Its predecessor, the Human Genome Project, which mapped out the entire sequence of human DNA, “was like getting a picture of Earth from space,” he said. “It doesn’t tell you where the roads are, it doesn’t tell you what traffic is like at what time of the day, it doesn’t tell you where the good restaurants are, or the hospitals or the cities or the rivers.”
The new result “is a stunning resource,” said Lander, who was not involved in the research that produced it but was a leader in the Human Genome Project. “My head explodes at the amount of data.”
Unexpected results
The discoveries were published Wednesday in six papers in the journal Nature and in 24 papers in Genome Research and Genome Biology. In addition, The Journal of Biological Chemistry is publishing six review articles and Science is publishing yet another article.
Human DNA is “a lot more active than we expected, and there are a lot more things happening than we expected,” said Ewan Birney of the European Molecular Biology Laboratory-European Bioinformatics Institute, a lead researcher on the project.
In one of the Nature papers, researchers link the gene switches to a range of human diseases — multiple sclerosis, lupus, rheumatoid arthritis, Crohn’s disease, celiac disease — and even to traits like height.
In large studies over the past decade, scientists found that minor changes in human DNA sequences increase the risk that a person will get those diseases. But those changes were in the junk, now often referred to as the dark matter — they were not changes in genes — and it was not clear what their significance was. The new analysis reveals that a great many of those changes alter gene switches and are highly significant.
“Most of the changes that affect disease don’t lie in the genes themselves; they lie in the switches,” said Michael Snyder, a Stanford University researcher for the project, called ENCODE, for Encyclopedia of DNA Elements.

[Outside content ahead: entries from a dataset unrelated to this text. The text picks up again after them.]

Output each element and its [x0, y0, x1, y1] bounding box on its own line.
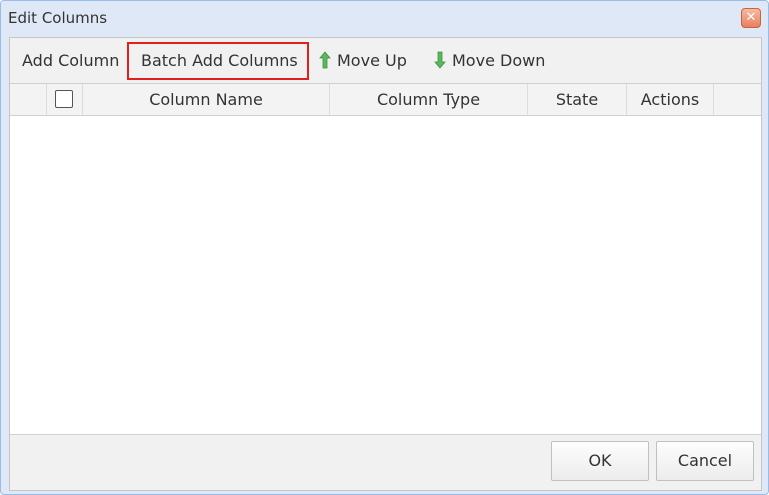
dialog-footer: OK Cancel	[10, 434, 761, 490]
move-up-label: Move Up	[337, 51, 407, 70]
state-header[interactable]: State	[528, 84, 627, 115]
arrow-down-icon	[434, 51, 446, 69]
column-type-header[interactable]: Column Type	[330, 84, 528, 115]
select-all-checkbox[interactable]	[55, 90, 73, 108]
row-number-header	[10, 84, 47, 115]
ok-button[interactable]: OK	[551, 441, 649, 481]
move-down-label: Move Down	[452, 51, 546, 70]
arrow-up-icon	[319, 50, 331, 68]
select-all-header	[47, 84, 83, 115]
move-up-button[interactable]: Move Up	[319, 42, 407, 80]
dialog-title: Edit Columns	[8, 9, 108, 27]
close-button[interactable]: ✕	[741, 8, 761, 28]
actions-header[interactable]: Actions	[627, 84, 714, 115]
edit-columns-dialog: Edit Columns ✕ Add Column Batch Add Colu…	[0, 0, 769, 495]
grid-body	[10, 116, 761, 434]
close-icon: ✕	[745, 10, 757, 25]
cancel-button[interactable]: Cancel	[656, 441, 754, 481]
title-bar: Edit Columns ✕	[1, 1, 768, 37]
batch-add-columns-button[interactable]: Batch Add Columns	[127, 42, 309, 80]
column-name-header[interactable]: Column Name	[83, 84, 330, 115]
toolbar: Add Column Batch Add Columns Move Up Mov…	[10, 38, 761, 84]
add-column-button[interactable]: Add Column	[22, 42, 119, 80]
grid-header: Column Name Column Type State Actions	[10, 84, 761, 116]
dialog-body: Add Column Batch Add Columns Move Up Mov…	[9, 37, 762, 491]
move-down-button[interactable]: Move Down	[434, 42, 545, 80]
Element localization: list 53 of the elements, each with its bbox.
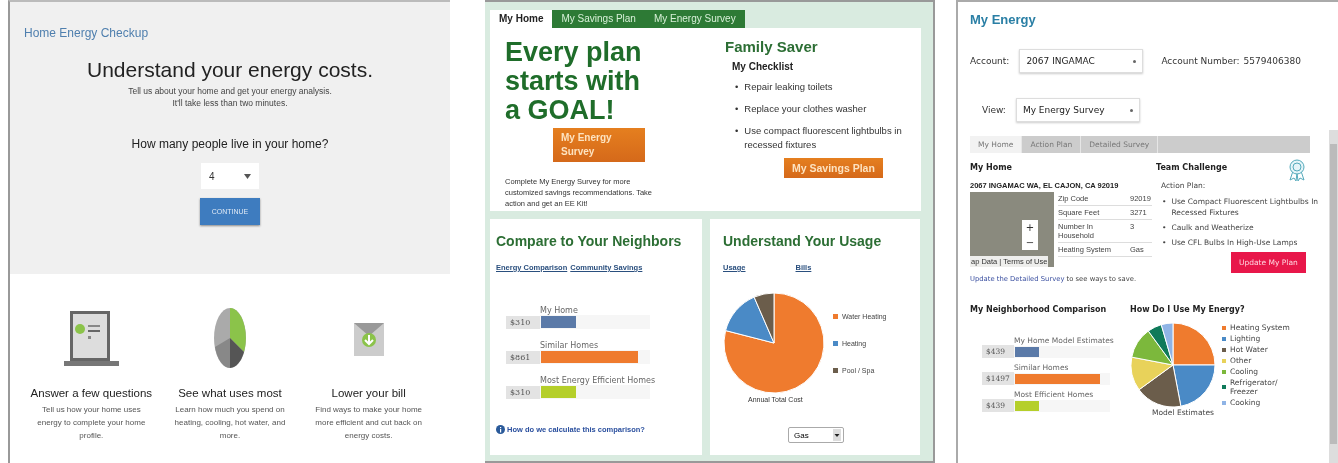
card-title: Understand Your Usage bbox=[723, 233, 883, 249]
zoom-in-button[interactable]: + bbox=[1022, 220, 1038, 235]
field-label: Account: bbox=[970, 56, 1010, 66]
page-title: My Energy bbox=[970, 12, 1037, 27]
bullet: • bbox=[735, 102, 739, 116]
feature-title: Lower your bill bbox=[331, 387, 406, 399]
headline-line: Every plan bbox=[505, 38, 643, 67]
feature-description: Tell us how your home uses energy to complete your home profile. bbox=[36, 404, 147, 442]
checklist-item: Use compact fluorescent lightbulbs in recessed fixtures bbox=[744, 124, 903, 152]
tab[interactable]: My Home bbox=[490, 10, 553, 28]
feature-title: Answer a few questions bbox=[30, 387, 153, 399]
checklist-item: Replace your clothes washer bbox=[744, 102, 867, 116]
bar-amount: $861 bbox=[506, 350, 540, 364]
feature-description: Find ways to make your home more efficient and cut back on energy costs. bbox=[314, 404, 423, 442]
bullet: • bbox=[735, 124, 739, 138]
section-title: My Home bbox=[970, 163, 1013, 172]
section-title: How Do I Use My Energy? bbox=[1130, 305, 1246, 314]
scrollbar[interactable] bbox=[1329, 130, 1338, 463]
bar-amount: $310 bbox=[506, 385, 540, 399]
section-title: Team Challenge bbox=[1156, 163, 1229, 172]
plan-name: Family Saver bbox=[725, 38, 819, 55]
subtitle-line: It'll take less than two minutes. bbox=[171, 97, 289, 109]
pie-chart-icon bbox=[213, 307, 247, 369]
headline-line: starts with bbox=[505, 67, 642, 96]
bar-label: Most Energy Efficient Homes bbox=[540, 376, 657, 385]
card-title: Compare to Your Neighbors bbox=[496, 233, 683, 249]
subtitle-line: Tell us about your home and get your energy analysis. bbox=[128, 85, 332, 97]
page-heading: Understand your energy costs. bbox=[87, 58, 373, 82]
question-label: How many people live in your home? bbox=[131, 137, 329, 151]
tab[interactable]: My Savings Plan bbox=[552, 10, 645, 28]
award-ribbon-icon bbox=[1288, 159, 1306, 181]
account-select[interactable]: 2067 INGAMAC bbox=[1019, 49, 1144, 73]
headline-line: a GOAL! bbox=[505, 96, 616, 125]
bar-label: My Home bbox=[540, 306, 579, 315]
field-label: View: bbox=[982, 105, 1006, 115]
bar-label: Similar Homes bbox=[540, 341, 600, 350]
bar-amount: $310 bbox=[506, 315, 540, 329]
checklist-item: Repair leaking toilets bbox=[744, 80, 833, 94]
bullet: • bbox=[735, 80, 739, 94]
feature-title: See what uses most bbox=[178, 387, 282, 399]
site-title: Home Energy Checkup bbox=[24, 26, 149, 40]
account-number: 5579406380 bbox=[1243, 56, 1301, 66]
view-select[interactable]: My Energy Survey bbox=[1015, 98, 1140, 122]
people-select[interactable]: 4 bbox=[201, 163, 259, 189]
info-icon bbox=[496, 425, 505, 434]
checklist-title: My Checklist bbox=[732, 61, 795, 72]
tab[interactable]: My Energy Survey bbox=[644, 10, 745, 28]
zoom-out-button[interactable]: − bbox=[1022, 235, 1038, 250]
envelope-icon bbox=[353, 320, 384, 356]
field-label: Account Number: bbox=[1161, 56, 1240, 66]
feature-description: Learn how much you spend on heating, cooling, hot water, and more. bbox=[173, 404, 287, 442]
fuel-select[interactable]: Gas bbox=[788, 427, 844, 443]
section-title: My Neighborhood Comparison bbox=[970, 305, 1108, 314]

That, said Dr. Bradley Bernstein, an ENCODE researcher at Massachusetts General Hospital, “is a really big deal.” He added, “I don’t think anyone predicted that would be the case.”
The system is stunningly complex, with lots of redundancies. Just the idea of so many switches was almost incomprehensible, Bernstein said.
“People have trouble digesting the number,” he said. “Why would you need to have a million switches to control 21,000 genes?”
There also is a sort of DNA wiring system that is almost inconceivably intricate.
“It is like opening a wiring closet and seeing a hairball of wires,” said Mark Gerstein, an ENCODE researcher from Yale. “We tried to unravel this hairball and make it interpretable.”
Diving into dark matter
The project began in 2003, as researchers began to appreciate how little they really knew about human DNA. In recent years, some began to find switches in the 99 percent of human DNA that is not genes, but they still could not fully characterize or explain what a vast majority of it was doing.
By the time the National Human Genome Research Institute, part of the National Institutes of Health, embarked on ENCODE, there had been major advances in DNA sequencing and computational biology that made it conceivable to try to understand the dark matter of human DNA.
Even so, the data analysis was daunting — the researchers generated 15 trillion bytes of raw data. Just organizing the researchers and coordinating the work has been an enormous undertaking.
Gerstein, who was one of the project’s leaders, has produced a diagram of the authors with their connections to one another. It looks nearly as complicated as the wiring diagram for the human DNA switches.
Now that part of the work is done, and the hundreds of authors have written their papers.
“There is literally a flotilla of papers,” Gerstein said.
But, he added, more work has yet to be done — there are still parts of the genome that have not been figured out.
The Associated Press contributed to this report.